Nous allons voir immédiatement que ces dispositions ont toute leur importance lorsque le dépôt porte sur des animaux vivants.
II - Même si l’on peut s’asseoir dessus, un cheval n’est pas un canapé.
L’une des difficultés avec les animaux est qu’ils ne participent pas de bon gré au système des objets [6].
Même assignés à un rôle décoratif ou statutaire, ils refusent de se comporter comme de simples "choses" : ils mangent, boivent, peuvent tomber malade et mourir, ce qui confère à l’obligation d’entretien précitée une importance qu’elle n’a évidemment pas pour des meubles meublants ou des véhicules stockés dans un garage. Nos amis canins, félins, équins et autres peuvent également mordre, griffer et donner des coups de pied, ce qui est beaucoup plus rare chez les canapés. Cheval se blessant tout seul au pré ou chien attaqué au chenil par des congénères, les possibilités sont innombrables.

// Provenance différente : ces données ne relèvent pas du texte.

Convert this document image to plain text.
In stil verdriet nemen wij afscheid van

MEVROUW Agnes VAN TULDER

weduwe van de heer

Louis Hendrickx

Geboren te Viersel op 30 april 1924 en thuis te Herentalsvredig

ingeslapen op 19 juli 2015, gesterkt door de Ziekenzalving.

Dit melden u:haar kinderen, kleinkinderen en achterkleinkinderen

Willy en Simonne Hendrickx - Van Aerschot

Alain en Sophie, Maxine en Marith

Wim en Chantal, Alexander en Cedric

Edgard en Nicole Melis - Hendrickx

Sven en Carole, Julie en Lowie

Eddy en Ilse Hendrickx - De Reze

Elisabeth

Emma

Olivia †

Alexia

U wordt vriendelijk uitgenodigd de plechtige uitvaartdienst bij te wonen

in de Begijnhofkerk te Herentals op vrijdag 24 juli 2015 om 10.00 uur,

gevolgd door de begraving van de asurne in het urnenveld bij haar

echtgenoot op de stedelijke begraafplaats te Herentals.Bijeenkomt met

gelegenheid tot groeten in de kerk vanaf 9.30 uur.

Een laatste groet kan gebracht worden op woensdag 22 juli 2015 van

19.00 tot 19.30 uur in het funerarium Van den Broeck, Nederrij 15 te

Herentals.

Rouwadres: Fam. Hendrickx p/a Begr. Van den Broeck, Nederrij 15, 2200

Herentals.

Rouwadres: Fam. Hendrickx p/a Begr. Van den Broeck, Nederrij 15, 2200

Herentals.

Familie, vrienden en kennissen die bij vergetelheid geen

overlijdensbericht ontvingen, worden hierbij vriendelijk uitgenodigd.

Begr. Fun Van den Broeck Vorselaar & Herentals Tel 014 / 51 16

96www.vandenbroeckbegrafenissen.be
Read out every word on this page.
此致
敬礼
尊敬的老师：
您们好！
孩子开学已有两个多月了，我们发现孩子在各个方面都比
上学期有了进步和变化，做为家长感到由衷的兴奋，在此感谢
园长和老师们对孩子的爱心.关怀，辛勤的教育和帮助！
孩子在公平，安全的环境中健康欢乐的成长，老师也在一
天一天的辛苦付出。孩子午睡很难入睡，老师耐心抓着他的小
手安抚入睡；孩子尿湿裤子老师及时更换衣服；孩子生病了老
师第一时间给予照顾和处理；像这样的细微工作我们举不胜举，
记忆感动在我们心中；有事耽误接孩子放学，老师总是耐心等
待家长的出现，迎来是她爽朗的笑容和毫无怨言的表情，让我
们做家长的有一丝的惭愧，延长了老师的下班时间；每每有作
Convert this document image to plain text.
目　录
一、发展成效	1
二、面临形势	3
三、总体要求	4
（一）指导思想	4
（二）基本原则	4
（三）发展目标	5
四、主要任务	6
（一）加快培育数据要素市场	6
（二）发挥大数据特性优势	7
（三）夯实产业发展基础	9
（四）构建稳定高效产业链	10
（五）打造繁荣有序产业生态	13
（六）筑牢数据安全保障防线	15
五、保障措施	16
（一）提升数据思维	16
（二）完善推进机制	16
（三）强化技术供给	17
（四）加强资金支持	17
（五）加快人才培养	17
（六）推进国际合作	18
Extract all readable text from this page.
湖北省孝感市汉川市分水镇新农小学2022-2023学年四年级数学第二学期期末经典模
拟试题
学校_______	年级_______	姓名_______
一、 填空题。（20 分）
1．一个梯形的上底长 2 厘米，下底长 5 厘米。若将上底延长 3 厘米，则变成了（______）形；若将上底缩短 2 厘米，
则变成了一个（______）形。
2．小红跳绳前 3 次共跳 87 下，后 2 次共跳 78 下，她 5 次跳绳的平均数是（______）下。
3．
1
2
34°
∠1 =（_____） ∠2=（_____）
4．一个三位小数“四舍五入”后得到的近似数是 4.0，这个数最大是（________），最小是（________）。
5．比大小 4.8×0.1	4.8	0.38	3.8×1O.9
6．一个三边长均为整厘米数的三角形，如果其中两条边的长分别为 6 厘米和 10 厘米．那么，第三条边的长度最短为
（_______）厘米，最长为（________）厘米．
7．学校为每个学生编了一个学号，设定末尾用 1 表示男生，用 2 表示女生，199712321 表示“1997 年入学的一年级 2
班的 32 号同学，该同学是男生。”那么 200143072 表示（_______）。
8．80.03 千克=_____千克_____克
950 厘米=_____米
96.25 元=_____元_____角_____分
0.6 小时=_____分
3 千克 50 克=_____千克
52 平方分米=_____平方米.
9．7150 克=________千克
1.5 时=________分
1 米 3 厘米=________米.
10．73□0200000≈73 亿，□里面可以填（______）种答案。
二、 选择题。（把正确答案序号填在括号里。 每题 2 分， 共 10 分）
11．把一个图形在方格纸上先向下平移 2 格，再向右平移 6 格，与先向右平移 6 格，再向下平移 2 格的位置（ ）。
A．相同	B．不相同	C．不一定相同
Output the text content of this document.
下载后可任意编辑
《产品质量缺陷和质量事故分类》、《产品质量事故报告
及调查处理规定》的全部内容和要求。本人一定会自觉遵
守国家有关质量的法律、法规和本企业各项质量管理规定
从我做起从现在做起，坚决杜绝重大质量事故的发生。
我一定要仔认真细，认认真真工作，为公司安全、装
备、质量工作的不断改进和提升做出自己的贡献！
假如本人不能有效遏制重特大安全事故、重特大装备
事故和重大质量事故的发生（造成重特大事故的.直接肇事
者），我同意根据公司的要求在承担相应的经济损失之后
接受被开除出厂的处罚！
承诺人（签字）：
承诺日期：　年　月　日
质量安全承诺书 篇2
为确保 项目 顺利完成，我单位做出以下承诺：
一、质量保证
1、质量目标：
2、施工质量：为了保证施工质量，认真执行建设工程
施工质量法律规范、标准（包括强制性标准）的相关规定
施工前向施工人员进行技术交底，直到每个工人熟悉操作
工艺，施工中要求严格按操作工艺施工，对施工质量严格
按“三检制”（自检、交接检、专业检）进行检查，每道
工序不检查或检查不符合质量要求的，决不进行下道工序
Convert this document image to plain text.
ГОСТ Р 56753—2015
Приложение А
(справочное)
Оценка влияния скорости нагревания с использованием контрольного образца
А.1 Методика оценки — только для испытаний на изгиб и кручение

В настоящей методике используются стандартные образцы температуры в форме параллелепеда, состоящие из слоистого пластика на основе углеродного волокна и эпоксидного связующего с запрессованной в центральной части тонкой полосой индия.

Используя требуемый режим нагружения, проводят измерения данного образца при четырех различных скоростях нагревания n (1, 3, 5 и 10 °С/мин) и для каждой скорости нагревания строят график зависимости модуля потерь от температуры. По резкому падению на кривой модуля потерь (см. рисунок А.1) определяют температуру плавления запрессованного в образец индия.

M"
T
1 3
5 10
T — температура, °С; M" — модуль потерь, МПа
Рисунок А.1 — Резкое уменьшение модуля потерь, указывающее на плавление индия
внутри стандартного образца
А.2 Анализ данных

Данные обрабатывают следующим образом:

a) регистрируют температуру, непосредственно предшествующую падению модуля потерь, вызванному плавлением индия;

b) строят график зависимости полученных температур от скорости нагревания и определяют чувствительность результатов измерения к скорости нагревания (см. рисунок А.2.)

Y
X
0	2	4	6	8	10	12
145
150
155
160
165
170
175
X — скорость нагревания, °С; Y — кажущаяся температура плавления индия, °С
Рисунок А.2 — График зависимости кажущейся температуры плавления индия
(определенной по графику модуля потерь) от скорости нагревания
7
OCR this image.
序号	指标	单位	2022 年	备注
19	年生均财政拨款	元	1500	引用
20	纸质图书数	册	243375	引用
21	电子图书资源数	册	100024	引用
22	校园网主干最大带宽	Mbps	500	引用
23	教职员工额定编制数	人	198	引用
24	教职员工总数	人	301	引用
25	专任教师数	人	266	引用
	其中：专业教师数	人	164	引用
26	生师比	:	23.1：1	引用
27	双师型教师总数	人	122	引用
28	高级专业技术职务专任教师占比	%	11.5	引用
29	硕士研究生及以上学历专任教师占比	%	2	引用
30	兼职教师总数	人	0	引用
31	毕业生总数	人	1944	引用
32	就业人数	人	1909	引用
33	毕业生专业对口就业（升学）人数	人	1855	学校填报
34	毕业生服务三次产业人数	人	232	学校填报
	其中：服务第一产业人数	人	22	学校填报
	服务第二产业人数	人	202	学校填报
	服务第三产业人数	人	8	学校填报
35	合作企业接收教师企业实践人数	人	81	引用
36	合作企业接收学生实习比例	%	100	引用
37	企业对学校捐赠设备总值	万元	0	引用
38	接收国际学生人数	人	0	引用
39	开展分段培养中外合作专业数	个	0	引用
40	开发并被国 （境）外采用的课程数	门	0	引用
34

Pourtant, la partie du Code civil consacrée au dépôt ne distingue absolument pas les animaux des autres biens, la seule mention les concernant portant sur l’exclusion des animaux vivants des garanties du « dépôt hôtelier » de l’article 1952 du Code civil.
En clair, les chevaux de mon carrosse ne font pas partie des vêtements, bagages et objets divers dont l’aubergiste doit répondre quand ils sont apportés par des voyageurs dans son établissement.
Dès lors que le même régime s’applique aux objets inertes et animés alors que les risques encourus ne sont pas les mêmes, des solutions jurisprudentielles adaptées sont forcément apparues.
Tel est en particulier le cas pour le dépôt salarié. L’article 1927 pose comme principe que « le dépositaire doit apporter à la garde des choses déposées les mêmes soins qu’il apporte dans la garde des choses qui lui appartiennent » et le 1928 précise que :
« La disposition de l’article précédent doit être appliquée avec plus de rigueur : …
3° s’il (le dépositaire) a stipulé un salaire pour la garde du dépôt ».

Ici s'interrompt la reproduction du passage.